(RxWiki News) Broken bones and burns are often common injuries among children and teens. But some kids may be at greater risk than others for injury, such as those with epilepsy.
A recent study found that epileptic children and young adults were more likely to experience injuries than those without epilepsy. The injuries included fractures, burns and poisonings with medication.
The reasons behind the increased risk might relate to accidents that happen during seizures.
"Ask your doctor about seizure management for your epileptic child."
The study, led by Vibhore Prasad, MSc, of the University of Nottingham in England, aimed to learn whether children and young adults with epilepsy were more likely to get injured.
The researchers looked through the medical records of 11,934 people with epilepsy and 45,598 people without epilepsy.
All the patients were aged between 1 and 24 years old, and their medical records spanned a time frame of an average 2.6 years.
The researchers specifically looked for the number of fractures, burns and poisonings that occurred among the individuals.
The results showed that individuals with epilepsy were slightly more likely to experience fractures and even more likely to experience burns or poisonings.
After taking into account differences in age and sex, the children and young adults with epilepsy were 18 percent more likely to have a fracture and 23 percent more likely to have a long bone fracture, compared to those without epilepsy.
Epileptic individuals were also about 1.5 times more likely to experience some kind of burn and about 2.5 times more likely to experience a poisoning from medications.

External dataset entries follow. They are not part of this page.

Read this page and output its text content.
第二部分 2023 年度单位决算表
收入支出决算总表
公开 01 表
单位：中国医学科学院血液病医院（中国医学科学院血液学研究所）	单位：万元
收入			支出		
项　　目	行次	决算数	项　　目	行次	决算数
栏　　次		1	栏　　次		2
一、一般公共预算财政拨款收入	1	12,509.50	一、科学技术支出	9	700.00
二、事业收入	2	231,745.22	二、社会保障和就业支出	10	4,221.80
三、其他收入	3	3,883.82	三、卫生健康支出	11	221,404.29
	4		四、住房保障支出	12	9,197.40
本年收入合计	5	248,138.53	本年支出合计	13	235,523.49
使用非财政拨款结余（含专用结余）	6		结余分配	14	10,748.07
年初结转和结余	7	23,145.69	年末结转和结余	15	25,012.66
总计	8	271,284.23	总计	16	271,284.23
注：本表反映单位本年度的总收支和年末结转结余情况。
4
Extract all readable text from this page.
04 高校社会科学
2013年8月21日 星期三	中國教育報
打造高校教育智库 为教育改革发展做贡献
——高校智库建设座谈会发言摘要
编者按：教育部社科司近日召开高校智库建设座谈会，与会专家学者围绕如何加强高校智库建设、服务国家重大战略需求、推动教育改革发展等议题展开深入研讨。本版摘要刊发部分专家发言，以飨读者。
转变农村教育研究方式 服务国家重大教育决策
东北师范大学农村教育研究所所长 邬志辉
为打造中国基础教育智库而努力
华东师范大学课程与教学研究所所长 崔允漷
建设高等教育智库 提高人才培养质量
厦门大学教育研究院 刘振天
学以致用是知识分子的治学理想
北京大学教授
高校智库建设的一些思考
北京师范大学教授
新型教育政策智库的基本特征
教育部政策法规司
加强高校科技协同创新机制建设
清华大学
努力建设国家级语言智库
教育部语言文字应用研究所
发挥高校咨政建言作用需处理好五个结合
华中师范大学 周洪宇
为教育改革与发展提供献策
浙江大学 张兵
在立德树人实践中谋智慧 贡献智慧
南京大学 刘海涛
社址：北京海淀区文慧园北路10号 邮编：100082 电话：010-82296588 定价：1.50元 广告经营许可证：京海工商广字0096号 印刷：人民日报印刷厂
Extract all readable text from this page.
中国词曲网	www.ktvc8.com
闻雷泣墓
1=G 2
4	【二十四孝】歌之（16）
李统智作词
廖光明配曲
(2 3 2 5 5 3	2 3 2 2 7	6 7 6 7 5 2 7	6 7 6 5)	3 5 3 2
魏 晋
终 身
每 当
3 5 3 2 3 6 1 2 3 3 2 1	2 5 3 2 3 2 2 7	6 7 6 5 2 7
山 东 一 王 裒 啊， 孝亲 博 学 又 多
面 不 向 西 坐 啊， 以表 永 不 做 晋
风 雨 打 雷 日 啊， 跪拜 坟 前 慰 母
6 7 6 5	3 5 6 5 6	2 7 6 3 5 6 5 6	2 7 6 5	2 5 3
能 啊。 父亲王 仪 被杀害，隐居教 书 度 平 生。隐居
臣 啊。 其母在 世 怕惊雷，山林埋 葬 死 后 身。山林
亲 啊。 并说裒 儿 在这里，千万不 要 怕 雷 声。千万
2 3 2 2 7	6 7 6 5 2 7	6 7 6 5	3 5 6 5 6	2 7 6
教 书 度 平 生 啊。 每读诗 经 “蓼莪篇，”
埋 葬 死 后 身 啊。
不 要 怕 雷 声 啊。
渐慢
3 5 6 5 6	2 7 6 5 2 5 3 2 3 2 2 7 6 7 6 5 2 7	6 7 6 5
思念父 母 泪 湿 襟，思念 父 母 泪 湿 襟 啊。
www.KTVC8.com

"Children and young adults with epilepsy are at a greater risk of fracture, thermal injury, and poisoning than those without," the researchers concluded. "The greatest risk is from medicinal poisonings."
The risk of medication poisoning was particularly high among young adults.
Those with epilepsy aged 19 to 24 years old were four times more likely to have a medication poisoning compared to others the same age without epilepsy.
The researchers suggested that some of the reasons behind the increased risk of injury may relate to seizures for fractures or burns and greater access to medication for the medicinal poisoning.
The medication poisonings could be accidental overdoses or intentional attempts at self-harm, the researchers noted.
The increased risk of medication poisoning among young adults may relate particularly to attempts to self-harm or to a greater likelihood to take risks, they wrote.
"Previous work suggests that people with epilepsy may have a greater risk of suicide than those without epilepsy," the authors wrote. "It is therefore possible that some of the observed greater risk of poisoning was intentional as opposed to unintentional poisoning."
The study was published April 14 in the journal Pediatrics. The research was funded by the National Institute for Health Research. The authors reported no potential conflicts of interest.